Since the June 28, 2009, coup d’état that violently wrenched President Manuel Zelaya Rosales from government, several paths have opened up to resolve the political crisis, but the political and entrepreneurial elites that dominate the State have bet again and again on quick fixes, short-term shortcuts that don’t endanger their interests and privileges. This year effectively closed with one of these shortcuts: the November 18 primary elections.

The first shortcut:
“Inflated” 2009 elections

Let’s go over the recent history leading up to the primaries. The first shortcut agreed by the political and business leadership was also electoral: the 2009 general elections were presented as the solution to the crisis deepened by the coup. The aim was to exclude the opposition from those elections, since at the time it was actively expressing itself in the organized Resistance that mobilized against the coup and was demanding a return to constitutional law.

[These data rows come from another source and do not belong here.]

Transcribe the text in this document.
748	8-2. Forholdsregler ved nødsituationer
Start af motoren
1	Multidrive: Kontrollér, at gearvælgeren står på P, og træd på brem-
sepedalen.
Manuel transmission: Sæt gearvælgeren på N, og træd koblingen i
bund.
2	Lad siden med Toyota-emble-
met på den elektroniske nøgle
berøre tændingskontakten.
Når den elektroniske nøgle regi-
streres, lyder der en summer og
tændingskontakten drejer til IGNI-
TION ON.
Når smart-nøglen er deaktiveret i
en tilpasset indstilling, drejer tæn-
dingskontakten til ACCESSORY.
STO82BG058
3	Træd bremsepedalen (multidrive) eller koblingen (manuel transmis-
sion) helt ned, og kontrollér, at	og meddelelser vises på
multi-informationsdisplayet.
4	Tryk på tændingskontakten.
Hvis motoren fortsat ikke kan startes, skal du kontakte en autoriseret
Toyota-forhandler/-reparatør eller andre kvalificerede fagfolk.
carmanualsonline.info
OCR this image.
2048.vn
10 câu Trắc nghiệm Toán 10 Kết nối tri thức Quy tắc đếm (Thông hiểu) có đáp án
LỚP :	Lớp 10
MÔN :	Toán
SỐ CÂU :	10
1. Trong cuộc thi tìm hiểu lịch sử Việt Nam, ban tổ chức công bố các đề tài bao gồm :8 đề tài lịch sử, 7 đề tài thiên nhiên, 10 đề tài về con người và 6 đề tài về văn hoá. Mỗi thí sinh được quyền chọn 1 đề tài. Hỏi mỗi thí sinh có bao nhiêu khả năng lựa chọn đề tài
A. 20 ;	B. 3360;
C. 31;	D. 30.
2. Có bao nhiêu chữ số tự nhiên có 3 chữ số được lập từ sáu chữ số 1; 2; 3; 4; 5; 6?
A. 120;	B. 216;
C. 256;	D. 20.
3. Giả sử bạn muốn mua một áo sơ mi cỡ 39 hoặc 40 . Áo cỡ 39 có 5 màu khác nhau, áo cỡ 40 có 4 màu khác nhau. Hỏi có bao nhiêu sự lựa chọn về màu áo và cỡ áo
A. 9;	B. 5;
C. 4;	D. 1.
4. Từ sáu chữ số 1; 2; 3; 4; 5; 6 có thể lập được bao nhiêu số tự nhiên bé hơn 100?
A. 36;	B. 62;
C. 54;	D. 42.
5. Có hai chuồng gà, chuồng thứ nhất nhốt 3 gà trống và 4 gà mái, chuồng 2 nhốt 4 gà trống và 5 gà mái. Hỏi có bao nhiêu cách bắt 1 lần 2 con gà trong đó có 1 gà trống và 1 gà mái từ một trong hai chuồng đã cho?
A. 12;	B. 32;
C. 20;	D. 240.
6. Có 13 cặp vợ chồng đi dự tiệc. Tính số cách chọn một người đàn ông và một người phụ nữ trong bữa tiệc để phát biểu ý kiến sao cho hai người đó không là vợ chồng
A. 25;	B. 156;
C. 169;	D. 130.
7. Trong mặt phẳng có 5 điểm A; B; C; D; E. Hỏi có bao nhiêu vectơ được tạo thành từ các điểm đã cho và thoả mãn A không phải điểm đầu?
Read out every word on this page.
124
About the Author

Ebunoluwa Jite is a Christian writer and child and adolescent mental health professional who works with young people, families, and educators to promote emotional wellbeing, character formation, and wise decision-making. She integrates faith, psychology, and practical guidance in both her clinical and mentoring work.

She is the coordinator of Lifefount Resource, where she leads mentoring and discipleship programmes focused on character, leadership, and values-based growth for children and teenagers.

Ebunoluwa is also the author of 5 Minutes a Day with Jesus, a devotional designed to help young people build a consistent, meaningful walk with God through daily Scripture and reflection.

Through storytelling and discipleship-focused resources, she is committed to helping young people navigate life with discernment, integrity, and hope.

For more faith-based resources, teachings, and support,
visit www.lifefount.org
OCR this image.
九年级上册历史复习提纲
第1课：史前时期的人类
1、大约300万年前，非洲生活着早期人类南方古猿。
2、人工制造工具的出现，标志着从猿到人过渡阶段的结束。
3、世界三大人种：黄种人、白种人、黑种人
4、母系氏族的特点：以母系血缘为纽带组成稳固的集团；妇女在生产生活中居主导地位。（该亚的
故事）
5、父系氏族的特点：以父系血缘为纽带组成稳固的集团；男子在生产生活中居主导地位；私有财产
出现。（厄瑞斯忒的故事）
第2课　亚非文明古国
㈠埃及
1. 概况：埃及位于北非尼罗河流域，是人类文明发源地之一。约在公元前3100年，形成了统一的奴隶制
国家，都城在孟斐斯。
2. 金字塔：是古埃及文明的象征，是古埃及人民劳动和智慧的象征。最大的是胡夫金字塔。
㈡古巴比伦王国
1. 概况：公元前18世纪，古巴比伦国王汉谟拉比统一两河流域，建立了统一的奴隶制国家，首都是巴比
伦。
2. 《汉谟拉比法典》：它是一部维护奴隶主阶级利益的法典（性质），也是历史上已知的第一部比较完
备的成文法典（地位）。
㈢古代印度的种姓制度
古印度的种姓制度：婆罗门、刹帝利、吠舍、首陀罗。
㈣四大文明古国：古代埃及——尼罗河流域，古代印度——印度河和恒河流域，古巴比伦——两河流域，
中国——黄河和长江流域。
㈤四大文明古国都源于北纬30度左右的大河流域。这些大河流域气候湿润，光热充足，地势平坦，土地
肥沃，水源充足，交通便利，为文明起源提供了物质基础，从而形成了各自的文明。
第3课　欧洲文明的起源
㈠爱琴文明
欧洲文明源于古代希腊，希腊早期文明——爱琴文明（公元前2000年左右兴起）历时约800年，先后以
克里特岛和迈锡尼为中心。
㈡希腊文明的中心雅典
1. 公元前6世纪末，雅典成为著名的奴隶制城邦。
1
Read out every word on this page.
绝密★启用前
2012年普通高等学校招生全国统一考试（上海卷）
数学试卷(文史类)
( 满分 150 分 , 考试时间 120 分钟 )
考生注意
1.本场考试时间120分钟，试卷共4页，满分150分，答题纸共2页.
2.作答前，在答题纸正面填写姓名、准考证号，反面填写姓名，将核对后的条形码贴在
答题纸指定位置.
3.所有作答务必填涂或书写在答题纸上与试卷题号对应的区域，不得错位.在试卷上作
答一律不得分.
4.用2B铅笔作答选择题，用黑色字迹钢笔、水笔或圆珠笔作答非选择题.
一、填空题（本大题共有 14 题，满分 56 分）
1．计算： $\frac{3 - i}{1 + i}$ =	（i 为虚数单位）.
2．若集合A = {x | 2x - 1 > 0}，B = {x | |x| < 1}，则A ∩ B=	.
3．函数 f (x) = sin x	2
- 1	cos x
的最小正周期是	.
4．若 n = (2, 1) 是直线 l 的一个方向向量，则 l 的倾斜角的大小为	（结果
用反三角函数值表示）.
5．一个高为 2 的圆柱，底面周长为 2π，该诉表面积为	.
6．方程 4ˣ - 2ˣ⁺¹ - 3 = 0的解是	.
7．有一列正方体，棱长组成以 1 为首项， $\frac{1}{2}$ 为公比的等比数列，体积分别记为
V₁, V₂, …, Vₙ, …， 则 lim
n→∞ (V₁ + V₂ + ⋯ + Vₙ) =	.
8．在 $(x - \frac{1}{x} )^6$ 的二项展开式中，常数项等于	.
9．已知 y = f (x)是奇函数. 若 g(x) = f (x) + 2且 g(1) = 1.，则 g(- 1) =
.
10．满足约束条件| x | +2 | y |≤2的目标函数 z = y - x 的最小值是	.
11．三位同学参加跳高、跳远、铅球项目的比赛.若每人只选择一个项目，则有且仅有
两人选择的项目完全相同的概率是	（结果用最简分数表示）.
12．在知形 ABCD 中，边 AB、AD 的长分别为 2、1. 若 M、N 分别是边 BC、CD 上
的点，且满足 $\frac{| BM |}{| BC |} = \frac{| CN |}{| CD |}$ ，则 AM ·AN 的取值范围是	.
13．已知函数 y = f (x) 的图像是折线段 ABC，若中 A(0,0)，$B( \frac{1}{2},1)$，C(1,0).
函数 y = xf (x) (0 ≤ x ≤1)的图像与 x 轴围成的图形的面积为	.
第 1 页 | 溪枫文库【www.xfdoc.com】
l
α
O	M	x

The 2009 elections were held in “irregular conditions” and were supported by a media manipulation that tried to spruce up the negative profile of the de facto government by painting it “legitimate.” It simultaneously refused to recognize those who questioned the electoral process by painting them “unpatriotic.” The “irregular conditions” were the country’s militarization and intense repression of those who opposed the coup. Many people voted in those elections out of fear of reprisals, and where voters didn’t turn up ballots were filled out and duplicated. The parties themselves confessed that there had been prior agreements to make it look like a lot of people voted, far more than the actual number that went to the polls. With good reason grassroots inventive humor, which is one of the ways Hondurans endure humorless situations, dubbed Porfirio “Pepe” Lobo Sosa, the ruler who emerged from these elections, “inflated Pepe.”

The second shortcut:
Covenant of the elites

The next shortcut—the “covenant of the elites”—was ushered in by the new government of Pepe Lobo after he took office on January 27, 2010. Its aim was to regain the international community’s financial confidence enough to alleviate the economic crisis deepened during the seven months of the de facto government. To regain that trust the newly elected government tried to form a multi-party Cabinet of various interests, a “government of national unity and reconciliation,” which was opposed by the extremist sectors of the Liberal and National parties that had led or endorsed the coup.

Shortly thereafter, President Lobo made two decisions aimed at projecting a positive image to the governments of the United States and the European Union. He set up a “Secretariat for Justice and Human Rights” to counterbalance what had been done by the National Human Rights Commissioner, whose role in the coup earned it international disparagement. He also created a Truth and Reconciliation Commission, with highly credible national and international members. These two decisions sought to give consistency to the covenant of the elites, but they weren’t accepted by everyone, especially not by those unwilling to make any concessions that questioned “their” victory over the Zelayists and/or followers of 21st-century Socialism.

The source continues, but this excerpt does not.